La modification apportée à l’article 4 du Règlement n’est pas de nature cosmétique, l’utilisation des termes « selon le cas » dans la version française et du terme « or » dans la version anglaise ne laisse place à aucun doute : il suffit que l’un ou l’autre des deux éléments (authenticité du mariage et intentions des parties) ne soit pas rencontré pour que l’exclusion du nouveau paragraphe 4(1) du Règlement s’applique.

[…]

 

Un mariage a pu être célébré selon toutes les formes légales exigées, n’empêche, l’agent des visas ou le tribunal peuvent refuser d’en reconnaître les effets aux fins de l’application de la Loi et du Règlement s’ils concluent que le mariage n’a pas été contracté de « bonne foi », et ce même si l’expression « mariage non-authentique » n’est pas utilisée dans leurs motifs de décision. Voir Vézina c Canada (Citoyenneté et Immigration), 2011 CF 900 au para 14 (Vézina). En effet, ce que les lois en matière d’immigration ne reconnaissent pas, ce sont les cas où les deux époux sont complices d’une duplicité (mariage non-authentique) et/ou que l’intention des époux ou de l’un des époux vise principalement l’acquisition d’un statut ou d’un privilège (même si l’autre partenaire peut y trouver son compte). Dans d’autres juridictions, on décrira quelquefois ces unions comme des mariages « blancs » ou « gris », alors qu’au Canada, l’expression « mariage de convenance » est utilisée dans le Guide.

 

Par conséquent, qu’il s’agisse d’un mariage conventionnel, d’un mariage arrangé ou d’un autre type de relation conjugale, il est essentiel de retrouver dans la relation du couple un engagement mutuel à une vie commune à l’exclusion de toute autre relation conjugale. L’interdépendance physique, émotive, financière et sociale des époux va de pair, car après tout, dans toutes cultures et traditions, au delà des engagements religieux s’il en est, du point de vue de ses effets civils, le mariage est avant tout un contrat à durée indéterminée obligeant les époux à s’aider mutuellement et à contribuer aux charges du mariage à proportion de leurs facultés respectives, ce qui inclut bien entendu l’activité au foyer de l’un ou l’autre des époux et même des deux.

 

D’ailleurs, dans l’arrêt M c H, [1999] 2 RCS 3, au paragraphe 59, la Cour Suprême du Canada s’est référée aux critères que l’on retrouve dans Molodowich c Penttinen (1980), 17 RFL (2d) 376 (C. dist.

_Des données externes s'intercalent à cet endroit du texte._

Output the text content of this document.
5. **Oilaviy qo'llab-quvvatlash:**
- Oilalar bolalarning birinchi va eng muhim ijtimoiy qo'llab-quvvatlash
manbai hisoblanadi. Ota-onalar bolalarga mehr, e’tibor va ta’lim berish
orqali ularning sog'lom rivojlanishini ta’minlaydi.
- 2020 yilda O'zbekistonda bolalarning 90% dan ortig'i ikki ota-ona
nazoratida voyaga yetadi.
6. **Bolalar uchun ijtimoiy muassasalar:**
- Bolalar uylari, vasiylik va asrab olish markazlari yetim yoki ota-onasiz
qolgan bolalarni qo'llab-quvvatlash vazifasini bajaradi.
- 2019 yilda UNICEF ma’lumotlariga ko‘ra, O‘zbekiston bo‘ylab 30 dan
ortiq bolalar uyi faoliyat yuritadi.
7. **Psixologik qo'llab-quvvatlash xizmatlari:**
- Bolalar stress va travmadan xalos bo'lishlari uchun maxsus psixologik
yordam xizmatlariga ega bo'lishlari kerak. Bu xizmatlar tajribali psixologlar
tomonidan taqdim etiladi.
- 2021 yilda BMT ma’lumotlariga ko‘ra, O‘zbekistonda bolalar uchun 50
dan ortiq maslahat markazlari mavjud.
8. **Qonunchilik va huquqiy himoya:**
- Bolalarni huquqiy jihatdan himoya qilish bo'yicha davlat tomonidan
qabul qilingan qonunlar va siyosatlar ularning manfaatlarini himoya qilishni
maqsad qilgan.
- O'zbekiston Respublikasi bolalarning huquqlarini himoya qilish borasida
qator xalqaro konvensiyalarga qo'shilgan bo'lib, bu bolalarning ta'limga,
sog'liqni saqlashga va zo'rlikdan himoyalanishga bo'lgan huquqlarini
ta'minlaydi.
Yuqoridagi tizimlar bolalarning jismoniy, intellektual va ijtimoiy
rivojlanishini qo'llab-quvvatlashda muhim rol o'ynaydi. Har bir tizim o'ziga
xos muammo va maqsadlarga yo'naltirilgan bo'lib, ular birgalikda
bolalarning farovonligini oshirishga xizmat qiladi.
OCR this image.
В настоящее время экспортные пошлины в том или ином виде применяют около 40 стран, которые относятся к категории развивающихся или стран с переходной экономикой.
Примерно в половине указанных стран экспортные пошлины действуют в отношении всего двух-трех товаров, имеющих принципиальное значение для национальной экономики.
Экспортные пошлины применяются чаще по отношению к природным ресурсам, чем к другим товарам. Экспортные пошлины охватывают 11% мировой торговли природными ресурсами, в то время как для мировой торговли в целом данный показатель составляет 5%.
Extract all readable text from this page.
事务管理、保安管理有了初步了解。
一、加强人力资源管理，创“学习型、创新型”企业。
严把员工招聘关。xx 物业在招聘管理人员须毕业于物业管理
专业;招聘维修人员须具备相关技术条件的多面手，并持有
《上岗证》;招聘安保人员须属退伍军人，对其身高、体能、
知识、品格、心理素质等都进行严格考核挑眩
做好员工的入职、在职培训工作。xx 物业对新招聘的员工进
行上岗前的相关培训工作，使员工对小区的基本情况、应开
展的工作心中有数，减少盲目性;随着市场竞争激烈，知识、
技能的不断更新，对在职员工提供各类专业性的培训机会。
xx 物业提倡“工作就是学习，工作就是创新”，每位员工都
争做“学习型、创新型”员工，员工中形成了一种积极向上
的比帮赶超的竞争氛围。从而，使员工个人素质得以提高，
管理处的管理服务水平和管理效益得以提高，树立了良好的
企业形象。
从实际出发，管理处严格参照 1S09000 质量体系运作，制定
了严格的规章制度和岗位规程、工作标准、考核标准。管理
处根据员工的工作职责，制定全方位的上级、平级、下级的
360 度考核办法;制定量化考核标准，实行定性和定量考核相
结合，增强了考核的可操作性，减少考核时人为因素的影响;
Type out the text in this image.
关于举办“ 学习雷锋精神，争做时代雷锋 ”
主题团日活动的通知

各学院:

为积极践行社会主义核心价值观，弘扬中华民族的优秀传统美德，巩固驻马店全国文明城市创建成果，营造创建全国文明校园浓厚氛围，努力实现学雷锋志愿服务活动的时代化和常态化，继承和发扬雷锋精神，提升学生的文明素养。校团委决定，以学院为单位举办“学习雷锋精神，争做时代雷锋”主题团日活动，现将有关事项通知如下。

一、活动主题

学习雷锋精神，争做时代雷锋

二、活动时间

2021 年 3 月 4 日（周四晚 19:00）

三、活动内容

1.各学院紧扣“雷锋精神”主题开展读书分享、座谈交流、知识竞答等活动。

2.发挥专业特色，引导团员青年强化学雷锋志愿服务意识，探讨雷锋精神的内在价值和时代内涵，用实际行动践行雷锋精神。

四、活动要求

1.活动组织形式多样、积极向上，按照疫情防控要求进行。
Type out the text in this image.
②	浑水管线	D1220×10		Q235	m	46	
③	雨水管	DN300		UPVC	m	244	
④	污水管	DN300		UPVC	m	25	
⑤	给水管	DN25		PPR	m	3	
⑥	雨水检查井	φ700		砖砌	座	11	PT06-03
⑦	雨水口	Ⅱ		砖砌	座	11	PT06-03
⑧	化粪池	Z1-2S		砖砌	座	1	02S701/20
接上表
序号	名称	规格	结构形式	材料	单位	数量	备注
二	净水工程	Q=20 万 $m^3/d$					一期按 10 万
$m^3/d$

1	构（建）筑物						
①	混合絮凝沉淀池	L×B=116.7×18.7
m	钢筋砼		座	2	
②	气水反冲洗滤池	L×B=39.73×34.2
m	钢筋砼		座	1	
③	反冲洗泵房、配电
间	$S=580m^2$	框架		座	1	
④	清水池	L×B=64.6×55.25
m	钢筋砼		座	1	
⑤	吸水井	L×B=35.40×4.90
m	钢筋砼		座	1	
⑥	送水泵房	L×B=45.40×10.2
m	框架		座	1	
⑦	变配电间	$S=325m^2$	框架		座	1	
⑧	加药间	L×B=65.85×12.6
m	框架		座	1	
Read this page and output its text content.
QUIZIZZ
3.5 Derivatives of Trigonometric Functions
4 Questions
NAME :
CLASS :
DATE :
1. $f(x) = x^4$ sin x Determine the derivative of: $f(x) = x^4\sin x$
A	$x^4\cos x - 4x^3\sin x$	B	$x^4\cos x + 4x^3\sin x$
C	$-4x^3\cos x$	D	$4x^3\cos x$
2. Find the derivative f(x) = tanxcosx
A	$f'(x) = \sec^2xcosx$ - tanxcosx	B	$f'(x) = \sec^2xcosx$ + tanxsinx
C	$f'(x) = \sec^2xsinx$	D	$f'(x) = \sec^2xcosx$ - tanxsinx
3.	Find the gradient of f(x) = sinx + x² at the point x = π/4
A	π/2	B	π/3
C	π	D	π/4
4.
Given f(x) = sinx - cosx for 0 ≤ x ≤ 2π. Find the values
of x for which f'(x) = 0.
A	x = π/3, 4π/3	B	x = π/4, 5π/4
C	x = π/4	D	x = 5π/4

Ont.) pour inclure les relations « semblables à un mariage ». On parlera d’« union conjugale » à partir de caractéristiques généralement acceptées : soit le partage d’un toit, les rapports personnels et sexuels, les services, les activités sociales, le soutien financier, les enfants et aussi l’image sociétale du couple. Toutefois, ces éléments peuvent être présents à des degrés divers et tous ne sont pas nécessaires pour que l’union soit tenue pour conjugale. On retrouve le même genre de critères dans le Guide.

 

[…]

Il n’existe pas un mode d’analyse unique. Par exemple, l’envoi d’argent, la mise en commun de ressources financières, l’existence de comptes conjoints, l’achat de propriétés au nom des deux conjoints, sont certainement indicatifs d’un soutien ou d’une interdépendance au niveau financier. On peut également vérifier comment les conjoints se comportent l’un envers l’autre et vis‑à‑vis les autorités de leurs pays respectifs. Ont-ils des enfants? S’offrent-ils mutuellement du soutien lorsqu’ils sont malades? S’offrent-ils des cadeaux? Voyagent-ils ensemble? Vivent-ils sous le même toit lorsqu’ils se retrouvent dans le pays d’origine du conjoint étranger? Comment communiquent-ils lorsqu’ils sont séparés et à quelle fréquence?

                                                                                                [Non souligné dans l’original.]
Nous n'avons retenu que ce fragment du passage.